Reese was primarily responsible for paying the sales taxes. His duties included preparing the tax forms, writing the checks, and mailing the tax payments to the Minnesota Department of Revenue (department). Reese reassured Igel that all of the taxes had been paid. There is no evidence that Peterson ever instructed Reese not to pay taxes.

Reese testified that he made out the checks for the January and February sales taxes, but inadvertently failed to sign the checks. The department did not cash the checks and returned them to the corporation because they had not been signed. When the checks were returned, the corporation had “little to no funds in the bank.” When Reese's employment with the corporation ended in March or April of 1994, the corporation had not resubmitted the payment for the sales taxes to the department.

Peterson testified that he was not an officer or director of the corporation and he never had check-signing authority. He testified, “The only contact I received was regarding [the] infusion of money,” consisting of seven payments to the corporation from November 1993 through January 1994 totaling $125,000. Peterson also testified that, after early February 1994, he was no longer involved in the corporation's day-to-day operations, but maintained contact with Igel, providing Igel with advice.

Love became reinvolved in the corporation in April 1994. In June 1994, Igel resigned and transferred whatever ownership interest he had in the corporation to Love. In the late summer of 1994, Love notified Igel that there was a tax deficiency.

On October 1, 1994, the Commissioner of Revenue (commissioner) issued an order assessing Peterson with personal liability for both sales and withholding taxes for the taxable periods ending December 31, 1993, January 31, 1994, and February 28, 1994, totaling $13,270.24. [1] Peterson administratively appealed the assessment, but the commissioner denied Peterson's appeal. Peterson then appealed to the tax court, contending that there was no factual or legal basis for the commissioner's assessment.

The record is incomplete with respect to the amount of sales taxes payable for the relevant period. At trial, the commissioner conceded that only sales taxes, not withholding taxes, were at issue and that the only sales taxes at issue were for the taxable periods ending January 31 and February 28, 1994. In what appeared to be an offer of proof, the commissioner's attorney stated that the parties had stipulated that, if Nancy Runyan, an employee of the department had testified, she would have stated that the corporation had a sales tax deficiency “for the taxable periods ending January 31 and February 28, 1994 in an amount slightly less than $10,000.” [2] The tax court responded, “There has been no evidence that [Peterson] had any `control' prior to January 17th, 1994.” Although the record at trial indicates that the court recognized that there was a discrepancy between the evidence submitted by the commissioner and the commissioner's order and although the record indicates that the court held an off-the-record discussion on this issue, the court did not address this discrepancy, either on the record at trial or in the court's subsequent order.

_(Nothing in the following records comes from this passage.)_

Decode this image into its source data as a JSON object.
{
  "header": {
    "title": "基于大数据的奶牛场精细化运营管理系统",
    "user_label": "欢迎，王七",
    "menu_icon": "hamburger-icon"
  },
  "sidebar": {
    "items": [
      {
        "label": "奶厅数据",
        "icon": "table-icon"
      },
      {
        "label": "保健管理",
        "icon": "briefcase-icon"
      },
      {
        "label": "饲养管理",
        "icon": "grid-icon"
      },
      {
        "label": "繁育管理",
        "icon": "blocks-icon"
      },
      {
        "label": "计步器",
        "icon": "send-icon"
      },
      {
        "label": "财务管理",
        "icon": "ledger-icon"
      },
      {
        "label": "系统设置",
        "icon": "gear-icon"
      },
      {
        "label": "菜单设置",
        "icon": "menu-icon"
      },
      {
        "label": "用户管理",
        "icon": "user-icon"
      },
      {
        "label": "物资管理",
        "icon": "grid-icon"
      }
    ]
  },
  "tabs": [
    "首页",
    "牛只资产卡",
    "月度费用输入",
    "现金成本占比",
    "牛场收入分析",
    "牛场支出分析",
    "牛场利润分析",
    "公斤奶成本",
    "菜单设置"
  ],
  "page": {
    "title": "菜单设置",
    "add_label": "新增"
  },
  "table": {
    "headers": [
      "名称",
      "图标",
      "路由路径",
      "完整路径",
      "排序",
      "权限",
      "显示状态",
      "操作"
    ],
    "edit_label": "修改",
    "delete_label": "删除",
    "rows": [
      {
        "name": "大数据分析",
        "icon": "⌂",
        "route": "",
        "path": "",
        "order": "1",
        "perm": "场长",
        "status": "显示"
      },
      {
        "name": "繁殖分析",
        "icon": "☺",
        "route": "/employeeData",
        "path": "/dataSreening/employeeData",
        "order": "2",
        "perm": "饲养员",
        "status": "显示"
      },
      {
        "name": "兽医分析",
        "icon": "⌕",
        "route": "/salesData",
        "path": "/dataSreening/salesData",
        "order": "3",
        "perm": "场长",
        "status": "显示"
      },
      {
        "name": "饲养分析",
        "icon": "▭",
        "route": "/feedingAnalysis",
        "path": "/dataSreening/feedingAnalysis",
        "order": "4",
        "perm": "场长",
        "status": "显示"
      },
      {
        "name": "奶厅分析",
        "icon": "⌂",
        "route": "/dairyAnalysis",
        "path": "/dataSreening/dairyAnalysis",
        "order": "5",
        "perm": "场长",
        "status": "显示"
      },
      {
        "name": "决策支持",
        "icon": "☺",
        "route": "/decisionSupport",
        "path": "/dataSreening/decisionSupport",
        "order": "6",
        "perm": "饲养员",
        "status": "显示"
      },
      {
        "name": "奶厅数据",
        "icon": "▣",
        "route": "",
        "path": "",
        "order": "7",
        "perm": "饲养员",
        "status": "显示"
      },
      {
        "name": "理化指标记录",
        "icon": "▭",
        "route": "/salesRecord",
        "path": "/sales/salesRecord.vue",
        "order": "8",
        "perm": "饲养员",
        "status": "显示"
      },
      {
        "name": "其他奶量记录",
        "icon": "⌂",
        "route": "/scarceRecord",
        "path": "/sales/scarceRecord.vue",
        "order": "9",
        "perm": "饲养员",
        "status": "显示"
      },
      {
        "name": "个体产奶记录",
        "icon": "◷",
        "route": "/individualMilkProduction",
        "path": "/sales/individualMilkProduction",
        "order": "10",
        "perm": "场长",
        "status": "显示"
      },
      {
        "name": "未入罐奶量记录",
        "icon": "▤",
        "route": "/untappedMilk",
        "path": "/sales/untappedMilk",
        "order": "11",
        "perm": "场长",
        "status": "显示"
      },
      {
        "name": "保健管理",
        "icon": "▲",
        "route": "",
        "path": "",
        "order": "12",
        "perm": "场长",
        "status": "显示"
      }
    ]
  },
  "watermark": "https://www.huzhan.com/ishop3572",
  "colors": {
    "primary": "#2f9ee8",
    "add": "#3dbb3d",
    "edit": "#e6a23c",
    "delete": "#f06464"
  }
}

The tax court affirmed the commissioner's order imposing personal liability against Peterson. The court found the following: that Peterson “never held an authorized position, either as an officer or director”; that Peterson took control of the corporation's finances on January 17, 1994, and by doing so, controlled how the corporation's money was to be spent; that Peterson “thought he was in control, especially of [the corporation's] finances”; that Peterson “held himself out as a person in control of the [c]ompany's financial and tax issues”; that “he was primarily responsible for the payment of the [c]ompany's creditors”; and that Peterson and Igel had several meetings to discuss paying various creditors, but that they did not discuss paying the IRS or the department because Peterson and Igel believed that the withholding and sales taxes had been paid. The court concluded that Peterson had the power and responsibility to insure that the sales taxes were paid, but that he failed to exercise his power and responsibility.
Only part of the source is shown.